Belonging

chapter 8

My life with Amos only continued to improve as time went on. I hadn’t made it home for the holidays like I initially told my family I would. I missed Christmas, New Years, and Easter. If I were to be honest with myself, I didn’t really want to see my family. I didn’t know how they’d react to my lifestyle changes.

“We’re worried about you,” my mother said to me over the phone in late April. It had been about a year since I had come to live with Amos.

“We talk every month,” I said, knowing where this conversation was going. “I just haven’t found a good time to come see you guys.”

“Well, Bobby is graduating next month, and I expect you to come home to celebrate your brother earning his Master’s.” Robert, who everyone called Bobby, was my middle brother. Terry was the oldest, and he had graduated from college five years ago. I loved my brothers, and I didn’t want Bobby to think I didn’t care about how hard he had been working.

“Mom, I-I don’t know if I’ll be able to make it. I’ll check my schedule.” This whole situation was making me anxious.

“Is it money, Russell?” she asked. “It’s okay if you need to move back home. It’s okay.”

“No, mom—it’s got nothing to do with money. Just text me the details. I’ll be there.”

“Everybody is going to be so excited,” she said, and I could hear the smile in her voice. “You must be starving out there working so hard. This is going to be the biggest celebration this family has seen in a while. I’ll make sure I’ve got all your favorite foods, baby. I’ll text you, okay?”

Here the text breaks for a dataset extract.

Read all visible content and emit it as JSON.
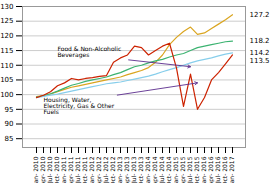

“Okay, mom. Talk to you later,” I said. She told me she loved me, and I returned the sentiment before hanging up the phone. I placed my hand on my stomach, feeling its bulk. I felt massive and tiny at the same time. I wished Amos was here, but he was working. He wouldn’t be home for a couple of hours.

At my April weigh-in I was just over 300 pounds. After seeing that number on the scale both Amos and I sat astounded. I had nearly doubled my initial weight in a year. He sucked me off twice after that. We still hadn’t had anal sex yet, but I had the feeling it would be happening soon.

Amos was a very by the book kind of guy. He had brought me products to prep myself for anal, so things wouldn’t be a mess when we did actually have sex for the first time. I hoped I could satisfy him in that way. I wanted to be what he wanted. Especially after he invested so much into me.

I ate my lunch and did my workout. I had become so accustomed to my daily routine that I had a lot of free time. I’d go out and about occasionally, and I noticed people would watch me a little more than they used to. I wondered if my family would say anything, or just stare at me like the people on the street did.

Looking at myself in a mirror after my workout I took in my body as I did every day. My shoulders were broad, meeting in the middle at my thick neck. Amos said that my face had gotten fat. He said that my head and neck had become a singular entity, and that without my beard it would be hard to distinguish the two.

Amos said that the cheeks on my face rivaled the cheeks on my backside. “When you smile,” he had said. “You can barely see your eyes.” It was true. I had always gotten squinty when I smiled, but with the extra weight I carried it was even more extreme.

My body impressed Amos in a multitude of ways, and he had things to say about all of me. The way my tits sagged, though still firm with muscle. How my butt had ruined nearly every pair of pants he bought me. The immense size of my thighs and calves. He even had things to say about how thick my hands and feet had gotten. I was getting hard thinking about Amos, about how he’d grab me.

He got in around five, pink bakery box in tow. “Russ, I’m home,” he called as he entered the kitchen. I made my way to where he stood. I was in a purple jock, my body on full display for him.

“Welcome home,” I said, walking close to him, ready to receive affection. He wrapped me in his arms, and I felt everything I had been worried about fall to the wayside, if only for a moment.

“How’s my big guy today?” he asked, kissing the top of my head.

“Not good,” I said, dreading having to talk about my intended trip home. “I talked to my mom today. I have to go home for my brother’s graduation.”

“I know how nervous dealing with your family makes you,” he said, letting go of me and looking down at me. He smiled softly, trying his best to calm my nerves. “You had to see your family at some point. Don’t let it overwhelm you.”

“But—but what if they’re mad, or they want me to move back home?” I hated when I acted this way. I felt whiny, burdensome.

“You plan on leaving me?” he asked.

“No, Sir,” I answered. “I never want to leave you.”

“Then they’ll just have to accept how much you’ve grown and the life you’ve set up for yourself.” I nodded. He was right. He always was. “Do you want me to go with you?”

I felt my face light up. I didn’t want to burden him with having to meet my family, not yet anyway. They’d be all over him, probably upset about my weight, not working, and being gay. “You would come with me, Amos?”

“Let me know the dates and I’ll take off from work.” I hugged him immediately, squeezing him much harder than I realized. He groaned loudly and I removed my arms from around him. He laughed, calming me even more. “You’ve got to be careful. You know you can break me in half.”